De todo en la viña del Señor

Arsenio Iglesias podía haber hecho el saque de honor en el duelo entre dos de sus equipos pero, a los 89 tacos que le caerán en Nochebuena, su espíritu sobrevoló Riazor. Antes de enfundarse la zamarra del Dépor se atavió con la del Bergantiños y después, en el barrio de Nervión, fue a parar al equipo de mi vida y de los míos donde se vistió de luces con Marcelo Campanal cubriéndole las espaldas y con Juanito Arza y Antoniet poniéndole goles y arabescos de arte y salero en una campaña en la que se dejó fuera de la Copa de Europa al Benfica, último antecedente ilustre en el siglo I antes de Monchi.

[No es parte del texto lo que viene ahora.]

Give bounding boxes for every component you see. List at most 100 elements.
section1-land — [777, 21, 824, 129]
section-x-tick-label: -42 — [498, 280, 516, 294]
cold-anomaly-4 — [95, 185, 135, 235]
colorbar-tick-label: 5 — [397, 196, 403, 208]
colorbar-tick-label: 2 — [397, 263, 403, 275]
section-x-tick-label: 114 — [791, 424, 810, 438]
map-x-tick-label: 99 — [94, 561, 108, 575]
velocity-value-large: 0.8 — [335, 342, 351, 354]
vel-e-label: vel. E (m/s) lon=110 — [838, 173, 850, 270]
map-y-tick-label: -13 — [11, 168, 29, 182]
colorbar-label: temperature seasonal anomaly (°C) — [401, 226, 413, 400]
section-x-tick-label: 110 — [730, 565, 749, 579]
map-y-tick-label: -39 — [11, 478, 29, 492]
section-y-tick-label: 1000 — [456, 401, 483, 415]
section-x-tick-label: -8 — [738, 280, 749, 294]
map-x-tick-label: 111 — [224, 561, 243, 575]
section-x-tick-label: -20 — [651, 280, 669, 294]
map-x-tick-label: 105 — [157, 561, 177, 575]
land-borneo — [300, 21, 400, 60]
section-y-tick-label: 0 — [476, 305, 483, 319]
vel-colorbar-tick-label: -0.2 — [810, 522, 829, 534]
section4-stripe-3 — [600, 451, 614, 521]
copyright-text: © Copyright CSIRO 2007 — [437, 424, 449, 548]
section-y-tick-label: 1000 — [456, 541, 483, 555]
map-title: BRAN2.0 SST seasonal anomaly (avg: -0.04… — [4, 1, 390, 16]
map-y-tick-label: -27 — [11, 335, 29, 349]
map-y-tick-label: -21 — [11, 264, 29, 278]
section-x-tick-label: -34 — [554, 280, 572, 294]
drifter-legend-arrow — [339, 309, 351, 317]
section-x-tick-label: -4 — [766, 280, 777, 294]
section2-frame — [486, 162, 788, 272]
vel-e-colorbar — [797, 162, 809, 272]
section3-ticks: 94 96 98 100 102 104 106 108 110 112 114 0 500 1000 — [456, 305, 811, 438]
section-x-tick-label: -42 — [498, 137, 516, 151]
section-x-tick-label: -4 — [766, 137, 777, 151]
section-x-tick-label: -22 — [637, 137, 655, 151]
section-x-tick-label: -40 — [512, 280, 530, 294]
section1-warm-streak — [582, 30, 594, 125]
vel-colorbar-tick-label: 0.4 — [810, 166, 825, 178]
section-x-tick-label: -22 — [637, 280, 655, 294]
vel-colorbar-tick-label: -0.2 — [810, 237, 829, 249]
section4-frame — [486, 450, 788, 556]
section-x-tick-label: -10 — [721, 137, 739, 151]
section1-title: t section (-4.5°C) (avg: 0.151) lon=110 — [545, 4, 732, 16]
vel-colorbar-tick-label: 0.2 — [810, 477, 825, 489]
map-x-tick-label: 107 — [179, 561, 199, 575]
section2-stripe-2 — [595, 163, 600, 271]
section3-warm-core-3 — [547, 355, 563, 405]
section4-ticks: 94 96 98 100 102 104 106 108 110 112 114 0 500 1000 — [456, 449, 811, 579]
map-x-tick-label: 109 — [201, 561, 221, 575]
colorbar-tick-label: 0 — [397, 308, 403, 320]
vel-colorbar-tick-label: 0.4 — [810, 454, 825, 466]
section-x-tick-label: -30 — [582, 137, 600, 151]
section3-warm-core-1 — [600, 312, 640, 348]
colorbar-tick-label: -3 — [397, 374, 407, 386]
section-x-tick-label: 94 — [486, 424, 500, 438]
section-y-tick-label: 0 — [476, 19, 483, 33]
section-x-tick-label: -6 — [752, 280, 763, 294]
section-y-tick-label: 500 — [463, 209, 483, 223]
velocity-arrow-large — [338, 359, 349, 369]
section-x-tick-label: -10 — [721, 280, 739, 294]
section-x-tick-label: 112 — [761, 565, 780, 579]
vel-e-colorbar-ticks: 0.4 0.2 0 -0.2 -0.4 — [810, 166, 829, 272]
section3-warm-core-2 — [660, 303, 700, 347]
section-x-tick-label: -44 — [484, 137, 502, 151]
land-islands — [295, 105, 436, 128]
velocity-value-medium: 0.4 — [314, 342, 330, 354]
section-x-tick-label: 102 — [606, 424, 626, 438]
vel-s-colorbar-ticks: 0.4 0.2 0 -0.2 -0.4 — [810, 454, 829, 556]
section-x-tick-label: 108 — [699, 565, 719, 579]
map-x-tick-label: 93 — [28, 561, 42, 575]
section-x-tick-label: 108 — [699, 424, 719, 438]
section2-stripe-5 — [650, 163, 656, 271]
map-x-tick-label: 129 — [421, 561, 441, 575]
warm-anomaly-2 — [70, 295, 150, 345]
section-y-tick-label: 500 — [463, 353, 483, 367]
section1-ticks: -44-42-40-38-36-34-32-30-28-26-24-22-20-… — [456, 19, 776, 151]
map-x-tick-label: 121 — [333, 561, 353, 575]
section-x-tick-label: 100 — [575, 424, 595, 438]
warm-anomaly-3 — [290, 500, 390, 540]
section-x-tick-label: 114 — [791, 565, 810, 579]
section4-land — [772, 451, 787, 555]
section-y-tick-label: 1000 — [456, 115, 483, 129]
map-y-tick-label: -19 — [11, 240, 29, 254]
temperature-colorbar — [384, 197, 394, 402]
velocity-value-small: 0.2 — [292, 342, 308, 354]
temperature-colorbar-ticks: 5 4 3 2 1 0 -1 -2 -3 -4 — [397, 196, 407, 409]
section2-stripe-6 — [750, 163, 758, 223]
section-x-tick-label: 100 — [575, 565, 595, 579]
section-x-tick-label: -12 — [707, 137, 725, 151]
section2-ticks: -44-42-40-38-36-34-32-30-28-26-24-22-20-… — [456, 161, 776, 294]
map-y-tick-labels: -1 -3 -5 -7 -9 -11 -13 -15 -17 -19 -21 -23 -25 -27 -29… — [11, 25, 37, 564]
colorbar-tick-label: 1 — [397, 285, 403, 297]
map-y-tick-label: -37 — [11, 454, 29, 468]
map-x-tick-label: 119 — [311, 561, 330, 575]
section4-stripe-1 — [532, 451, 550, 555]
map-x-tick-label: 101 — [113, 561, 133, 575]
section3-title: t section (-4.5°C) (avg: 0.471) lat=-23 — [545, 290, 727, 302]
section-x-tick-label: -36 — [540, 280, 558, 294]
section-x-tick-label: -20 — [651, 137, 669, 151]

   Para mí la eliminatoria copera acaparó mayor interés que el clásico de aquí a Pekín. Es lo incompresible que tiene el furbo cuando se vive con pasión. Pero más extraño aún es encontrarse dentro de él a alguien cabal y lo digo tras haber visto el documental Diego Maradona con el que, pese a saberte la historia de carrerilla, se te caen los palos del sombrajo con esa maravilla sobre el césped que se perdió para los restos entre el vericueto napolitano. En cambio, el pequeño de nueve hermanos de una familia de labradores que con el tiempo se convertiría en el Bruxo de Arteixo ha sido uno de los raros especímenes que ha ido siempre de frente con la cabeza en su sitio. La prueba es que cuando los blanquiazules perdieron en Les Corts el día de de su debut en Primera pero él le metió un gol a Ramallets, cogió el balón con las manos y le dijo: «Perdón, señor». Es lo que trae ser de buena cuna.

   Ya desde el banquillo convirtió al Hércules de los setenta en una escuadra bien armada y difícil de hincarle el diente al estilo del Getafe de Bordalás mismamente. Y dos décadas después nos hizo un poquito del Súper Dépor al que daba gusto ver propasarse con rivales de enjundia a base de descaro con aquel radiante armazón. Esa elástica ocupa hoy el último lugar en Segunda a nueve puntos de la salvación y, sobre la trayectoria de Ortiz al frente del otro club, qué quieren que les diga. Pues, que por descaro tampoco va a quedar.